Option to encrypt passwords in Restic-Browsers userprofile preferences file

[MenceyBentayga]

First of all: Restic and Restic Browser have already saved a couple of my friends from disasters, and I can't be more grateful for all your work!

In Windows, I have noticed that in %USERPROFILE%/org.restic.browser/presets, the saved repo data is stored in plain text in the disc, requiring no special permissions to access the folder or read the file.

In Windows at least, using something like DPAPI could help improve the security of the situation plenty, or maybe using something based on Bcrypt if you want something a little more platform-independent.

I think it would greatly improve both comfort of use (not having to store the password), and security (not having it be copy-pasted, or written each time, exposing it to keyloggers or hijack attacks, copying the file to other device, or simply stealing the password).

[emuell]

Yes, it indeed would be nice if passwords could be encrypted.
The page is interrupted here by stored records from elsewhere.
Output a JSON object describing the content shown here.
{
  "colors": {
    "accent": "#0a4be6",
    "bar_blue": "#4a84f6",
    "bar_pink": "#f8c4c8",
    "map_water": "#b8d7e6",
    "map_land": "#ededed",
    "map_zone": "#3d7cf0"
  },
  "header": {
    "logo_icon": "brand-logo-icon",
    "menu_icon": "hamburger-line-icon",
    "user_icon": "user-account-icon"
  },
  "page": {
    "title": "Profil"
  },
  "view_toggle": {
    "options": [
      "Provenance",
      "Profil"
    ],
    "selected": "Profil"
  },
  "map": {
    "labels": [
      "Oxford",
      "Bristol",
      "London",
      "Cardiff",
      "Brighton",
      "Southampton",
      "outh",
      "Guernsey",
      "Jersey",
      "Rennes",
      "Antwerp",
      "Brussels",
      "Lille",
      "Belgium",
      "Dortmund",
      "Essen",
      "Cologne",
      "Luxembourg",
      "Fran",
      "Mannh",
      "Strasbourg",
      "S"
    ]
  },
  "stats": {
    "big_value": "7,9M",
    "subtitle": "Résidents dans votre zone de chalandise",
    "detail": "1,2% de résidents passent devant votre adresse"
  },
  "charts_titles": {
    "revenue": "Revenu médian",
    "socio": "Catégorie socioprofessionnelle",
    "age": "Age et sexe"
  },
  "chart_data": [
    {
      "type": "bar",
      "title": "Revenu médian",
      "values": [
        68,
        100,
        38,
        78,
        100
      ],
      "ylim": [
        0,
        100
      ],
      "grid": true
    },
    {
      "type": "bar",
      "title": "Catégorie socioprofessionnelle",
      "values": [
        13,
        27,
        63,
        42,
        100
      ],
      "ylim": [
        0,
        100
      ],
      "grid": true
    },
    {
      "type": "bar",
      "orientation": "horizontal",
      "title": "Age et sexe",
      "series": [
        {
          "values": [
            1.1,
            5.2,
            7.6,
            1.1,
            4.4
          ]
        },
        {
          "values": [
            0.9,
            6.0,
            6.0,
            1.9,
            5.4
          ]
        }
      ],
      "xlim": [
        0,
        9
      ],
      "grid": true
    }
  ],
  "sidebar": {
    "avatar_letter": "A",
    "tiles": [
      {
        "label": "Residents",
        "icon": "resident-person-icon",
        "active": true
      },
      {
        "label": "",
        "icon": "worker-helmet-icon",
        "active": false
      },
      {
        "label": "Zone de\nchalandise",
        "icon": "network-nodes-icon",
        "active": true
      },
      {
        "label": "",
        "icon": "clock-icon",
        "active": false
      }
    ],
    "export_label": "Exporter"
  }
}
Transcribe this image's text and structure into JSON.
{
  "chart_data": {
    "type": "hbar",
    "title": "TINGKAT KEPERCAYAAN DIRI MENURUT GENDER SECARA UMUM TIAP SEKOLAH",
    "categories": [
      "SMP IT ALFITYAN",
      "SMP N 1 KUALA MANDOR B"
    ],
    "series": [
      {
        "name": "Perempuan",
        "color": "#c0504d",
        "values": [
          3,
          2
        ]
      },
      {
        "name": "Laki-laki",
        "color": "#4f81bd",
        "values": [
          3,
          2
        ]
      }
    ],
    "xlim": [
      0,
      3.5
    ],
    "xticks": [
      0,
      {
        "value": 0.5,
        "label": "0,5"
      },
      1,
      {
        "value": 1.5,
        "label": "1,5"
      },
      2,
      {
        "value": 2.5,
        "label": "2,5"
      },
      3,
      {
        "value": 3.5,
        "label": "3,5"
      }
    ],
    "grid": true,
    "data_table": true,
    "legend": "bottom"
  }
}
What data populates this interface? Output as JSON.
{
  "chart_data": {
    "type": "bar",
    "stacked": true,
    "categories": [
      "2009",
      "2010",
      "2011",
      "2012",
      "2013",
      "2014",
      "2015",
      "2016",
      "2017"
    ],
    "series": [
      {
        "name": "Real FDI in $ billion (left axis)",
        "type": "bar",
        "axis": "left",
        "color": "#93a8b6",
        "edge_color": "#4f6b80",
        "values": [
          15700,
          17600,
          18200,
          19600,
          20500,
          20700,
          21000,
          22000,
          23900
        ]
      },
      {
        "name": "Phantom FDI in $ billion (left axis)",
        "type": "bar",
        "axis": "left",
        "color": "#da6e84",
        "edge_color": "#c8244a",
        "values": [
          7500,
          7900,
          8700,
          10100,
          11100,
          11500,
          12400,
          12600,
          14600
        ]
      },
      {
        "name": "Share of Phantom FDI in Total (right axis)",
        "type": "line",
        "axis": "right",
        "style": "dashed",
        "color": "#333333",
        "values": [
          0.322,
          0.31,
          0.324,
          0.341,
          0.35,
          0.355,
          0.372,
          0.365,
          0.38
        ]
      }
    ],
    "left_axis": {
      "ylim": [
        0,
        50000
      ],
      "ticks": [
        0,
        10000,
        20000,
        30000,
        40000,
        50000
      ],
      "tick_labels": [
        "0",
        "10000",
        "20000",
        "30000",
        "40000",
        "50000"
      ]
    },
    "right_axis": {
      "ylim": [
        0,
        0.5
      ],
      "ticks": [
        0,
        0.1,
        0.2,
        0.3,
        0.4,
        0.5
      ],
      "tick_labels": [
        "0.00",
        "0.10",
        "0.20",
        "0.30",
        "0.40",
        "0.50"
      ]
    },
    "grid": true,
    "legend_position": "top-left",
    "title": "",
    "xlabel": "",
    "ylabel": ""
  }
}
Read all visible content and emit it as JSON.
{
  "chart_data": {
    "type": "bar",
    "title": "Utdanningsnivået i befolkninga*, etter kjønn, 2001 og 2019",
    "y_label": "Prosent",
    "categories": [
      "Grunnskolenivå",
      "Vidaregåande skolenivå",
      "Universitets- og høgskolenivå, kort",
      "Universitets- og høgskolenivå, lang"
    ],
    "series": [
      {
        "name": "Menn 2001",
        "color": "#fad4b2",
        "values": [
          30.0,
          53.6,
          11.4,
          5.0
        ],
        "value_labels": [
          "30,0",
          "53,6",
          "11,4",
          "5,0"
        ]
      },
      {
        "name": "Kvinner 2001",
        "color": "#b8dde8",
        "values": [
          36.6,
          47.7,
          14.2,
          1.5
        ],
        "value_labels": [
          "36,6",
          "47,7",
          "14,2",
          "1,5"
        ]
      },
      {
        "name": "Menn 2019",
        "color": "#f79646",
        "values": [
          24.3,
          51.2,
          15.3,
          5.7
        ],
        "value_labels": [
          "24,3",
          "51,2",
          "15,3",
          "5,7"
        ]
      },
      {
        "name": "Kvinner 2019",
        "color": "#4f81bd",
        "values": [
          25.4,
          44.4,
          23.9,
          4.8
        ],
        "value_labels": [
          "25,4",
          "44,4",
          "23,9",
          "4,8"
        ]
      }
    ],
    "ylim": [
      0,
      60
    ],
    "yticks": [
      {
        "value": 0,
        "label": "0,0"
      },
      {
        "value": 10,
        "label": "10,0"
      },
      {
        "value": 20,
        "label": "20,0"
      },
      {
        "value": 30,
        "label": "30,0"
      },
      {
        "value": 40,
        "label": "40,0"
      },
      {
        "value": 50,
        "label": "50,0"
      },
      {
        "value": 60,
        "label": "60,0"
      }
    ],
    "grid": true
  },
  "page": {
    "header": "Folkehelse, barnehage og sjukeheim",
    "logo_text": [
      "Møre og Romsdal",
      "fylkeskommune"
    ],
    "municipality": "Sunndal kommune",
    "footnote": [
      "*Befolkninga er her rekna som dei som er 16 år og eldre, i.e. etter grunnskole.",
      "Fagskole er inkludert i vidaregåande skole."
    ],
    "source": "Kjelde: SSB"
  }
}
That's why it's currently not recommended to store them and why the location dialog doesn't do that by default. Ideally, the entire presets document should be encrypted, as the location URL may contain passwords, for example when using REST paths.

DPAPI could work on Windows, but we need a solution that works for all platforms.

https://github.com/HuakunShen/tauri-plugin-keyring could be an option here, but I guess it would then only store passwords for individual locations. So password would not be saved in the preferences at all, but only in the keychain - the rest in the location prefs as it is.

Do you have any other ideas on how to achieve this technically on all platforms?

[MenceyBentayga]

I think using the Tauri Keyring plugin is good for multiplatform support. With it, storing pretty much any sensitive info can be handled through it at the OS level, and all you'd store in the preferences file would be some key to the value pair to access it.

Is there any potential tricky scenario or edge case where it wouldn't be appropriate to do this?